The convergence speed depends basically on two factors:

  1. How well relatively separated the seeking eigenvalues are from the rest of the eigenvalues. One can try to vary m to make this better.
  2. How well conditioned the problem is. This can be changed by using proper preconditioning. For example, a rod vibration test problem (under tests directory) is ill-conditioned for large n, so convergence will be slow, unless efficient preconditioning is used. For this specific problem, a good simple preconditioner function would be a linear solve for A, which is easy to code since A is tridiagonal.

Acknowledgements

lobpcg.py code was written by Robert Cimrman. Many thanks belong to Andrew Knyazev, the author of the algorithm, for lots of advice and support.

References

[R336]A. V. Knyazev (2001), Toward the Optimal Preconditioned Eigensolver: Locally Optimal Block Preconditioned Conjugate Gradient Method. SIAM Journal on Scientific Computing 23, no. 2, pp. 517-541. http://dx.doi.org/10.1137/S1064827500366124
[R337]A. V. Knyazev, I. Lashuk, M. E. Argentati, and E. Ovchinnikov (2007), Block Locally Optimal Preconditioned Eigenvalue Xolvers (BLOPEX) in hypre and PETSc. http://arxiv.org/abs/0705.2626
[R338]A. V. Knyazev’s C and MATLAB implementations: http://www-math.cudenver.edu/~aknyazev/software/BLOPEX/

Examples

Solve A x = lambda B x with constraints and preconditioning.
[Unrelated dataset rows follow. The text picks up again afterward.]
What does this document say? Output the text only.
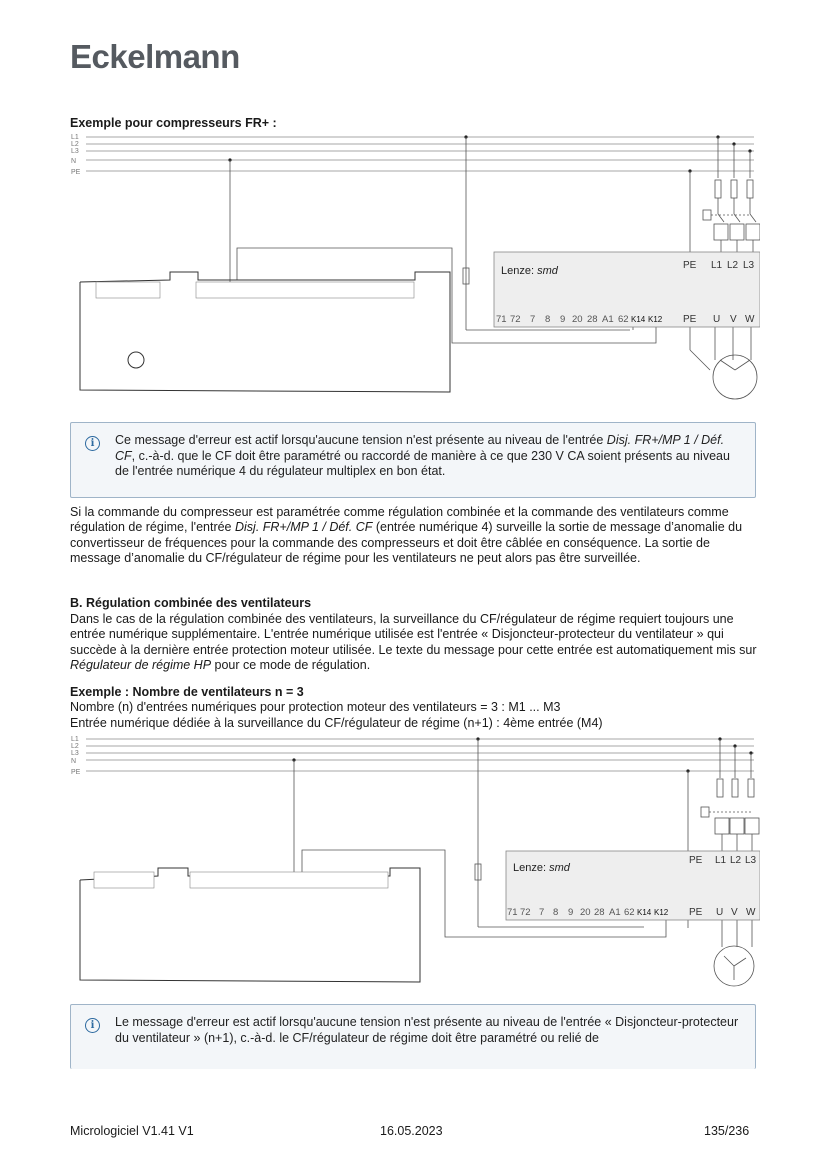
Eckelmann
Exemple pour compresseurs FR+ :
L1
L2
L3
N
PE
Lenze: smd	PE L1 L2 L3
PE U V W
71 72 7 8 9 20 28 A1 62 K14 K12
i	Ce message d'erreur est actif lorsqu'aucune tension n'est présente au niveau de l'entrée Disj. FR+/MP 1 / Déf. CF, c.-à-d. que le CF doit être paramétré ou raccordé de manière à ce que 230 V CA soient présents au niveau de l'entrée numérique 4 du régulateur multiplex en bon état.
Si la commande du compresseur est paramétrée comme régulation combinée et la commande des ventilateurs comme régulation de régime, l'entrée Disj. FR+/MP 1 / Déf. CF (entrée numérique 4) surveille la sortie de message d’anomalie du convertisseur de fréquences pour la commande des compresseurs et doit être câblée en conséquence. La sortie de message d’anomalie du CF/régulateur de régime pour les ventilateurs ne peut alors pas être surveillée.
B. Régulation combinée des ventilateurs
Dans le cas de la régulation combinée des ventilateurs, la surveillance du CF/régulateur de régime requiert toujours une entrée numérique supplémentaire. L'entrée numérique utilisée est l'entrée « Disjoncteur-protecteur du ventilateur » qui succède à la dernière entrée protection moteur utilisée. Le texte du message pour cette entrée est automatiquement mis sur Régulateur de régime HP pour ce mode de régulation.
Exemple : Nombre de ventilateurs n = 3
Nombre (n) d'entrées numériques pour protection moteur des ventilateurs = 3 : M1 ... M3
Entrée numérique dédiée à la surveillance du CF/régulateur de régime (n+1) : 4ème entrée (M4)
L1
L2
L3
N
PE
Lenze: smd
PE L1 L2 L3
PE U V W
71 72 7 8 9 20 28 A1 62 K14 K12
i	Le message d'erreur est actif lorsqu'aucune tension n'est présente au niveau de l'entrée « Disjoncteur-protecteur du ventilateur » (n+1), c.-à-d. le CF/régulateur de régime doit être paramétré ou relié de
Micrologiciel V1.41 V1	16.05.2023	135/236
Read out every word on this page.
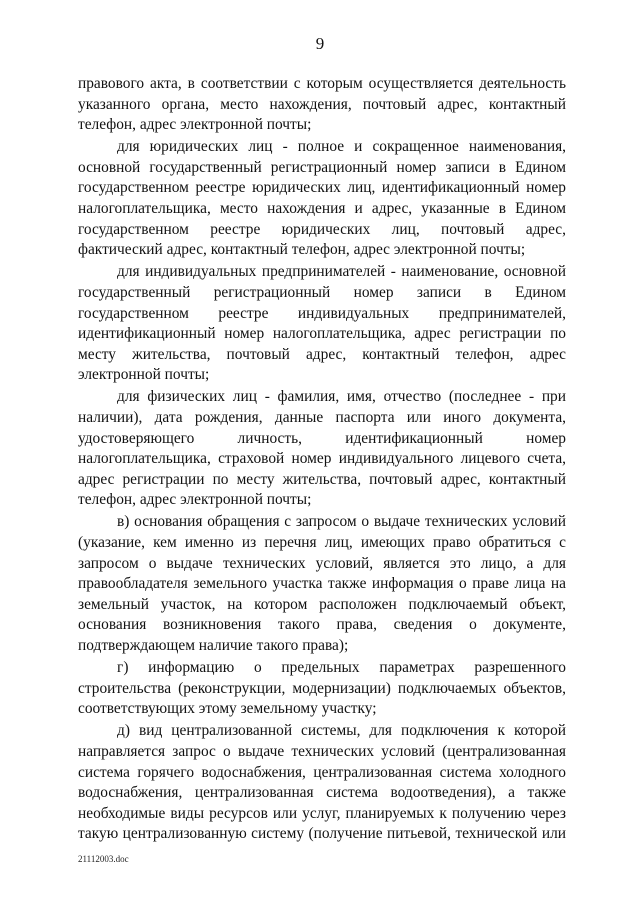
9

правового акта, в соответствии с которым осуществляется деятельность указанного органа, место нахождения, почтовый адрес, контактный телефон, адрес электронной почты;

для юридических лиц - полное и сокращенное наименования, основной государственный регистрационный номер записи в Едином государственном реестре юридических лиц, идентификационный номер налогоплательщика, место нахождения и адрес, указанные в Едином государственном реестре юридических лиц, почтовый адрес, фактический адрес, контактный телефон, адрес электронной почты;

для индивидуальных предпринимателей - наименование, основной государственный регистрационный номер записи в Едином государственном реестре индивидуальных предпринимателей, идентификационный номер налогоплательщика, адрес регистрации по месту жительства, почтовый адрес, контактный телефон, адрес электронной почты;

для физических лиц - фамилия, имя, отчество (последнее - при наличии), дата рождения, данные паспорта или иного документа, удостоверяющего личность, идентификационный номер налогоплательщика, страховой номер индивидуального лицевого счета, адрес регистрации по месту жительства, почтовый адрес, контактный телефон, адрес электронной почты;

в) основания обращения с запросом о выдаче технических условий (указание, кем именно из перечня лиц, имеющих право обратиться с запросом о выдаче технических условий, является это лицо, а для правообладателя земельного участка также информация о праве лица на земельный участок, на котором расположен подключаемый объект, основания возникновения такого права, сведения о документе, подтверждающем наличие такого права);

г) информацию о предельных параметрах разрешенного строительства (реконструкции, модернизации) подключаемых объектов, соответствующих этому земельному участку;

д) вид централизованной системы, для подключения к которой направляется запрос о выдаче технических условий (централизованная система горячего водоснабжения, централизованная система холодного водоснабжения, централизованная система водоотведения), а также необходимые виды ресурсов или услуг, планируемых к получению через такую централизованную систему (получение питьевой, технической или

21112003.doc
>>> from scipy.sparse import spdiags, issparse
>>> from scipy.sparse.linalg import lobpcg, LinearOperator
>>> n = 100
>>> vals = [np.arange(n, dtype=np.float64) + 1]
>>> A = spdiags(vals, 0, n, n)
>>> A.toarray()
array([[   1.,    0.,    0., ...,    0.,    0.,    0.],
       [   0.,    2.,    0., ...,    0.,    0.,    0.],
       [   0.,    0.,    3., ...,    0.,    0.,    0.],
       ..., 
       [   0.,    0.,    0., ...,   98.,    0.,    0.],
       [   0.,    0.,    0., ...,    0.,   99.,    0.],
       [   0.,    0.,    0., ...,    0.,    0.,  100.]])

Constraints.

>>> Y = np.eye(n, 3)

Initial guess for eigenvectors, should have linearly independent columns. Column dimension = number of requested eigenvalues.

>>> X = np.random.rand(n, 3)

Preconditioner – inverse of A (as an abstract linear operator).

>>> invA = spdiags([1./vals[0]], 0, n, n)
>>> def precond( x ):
...     return invA  * x
>>> M = LinearOperator(matvec=precond, shape=(n, n), dtype=float)

Here, invA could of course have been used directly as a preconditioner. Let us then solve the problem:

>>> eigs, vecs = lobpcg(A, X, Y=Y, M=M, tol=1e-4, maxiter=40, largest=False)
>>> eigs
array([ 4.,  5.,  6.])

Note that the vectors passed in Y are the eigenvectors of the 3 smallest eigenvalues. The results returned are orthogonal to those.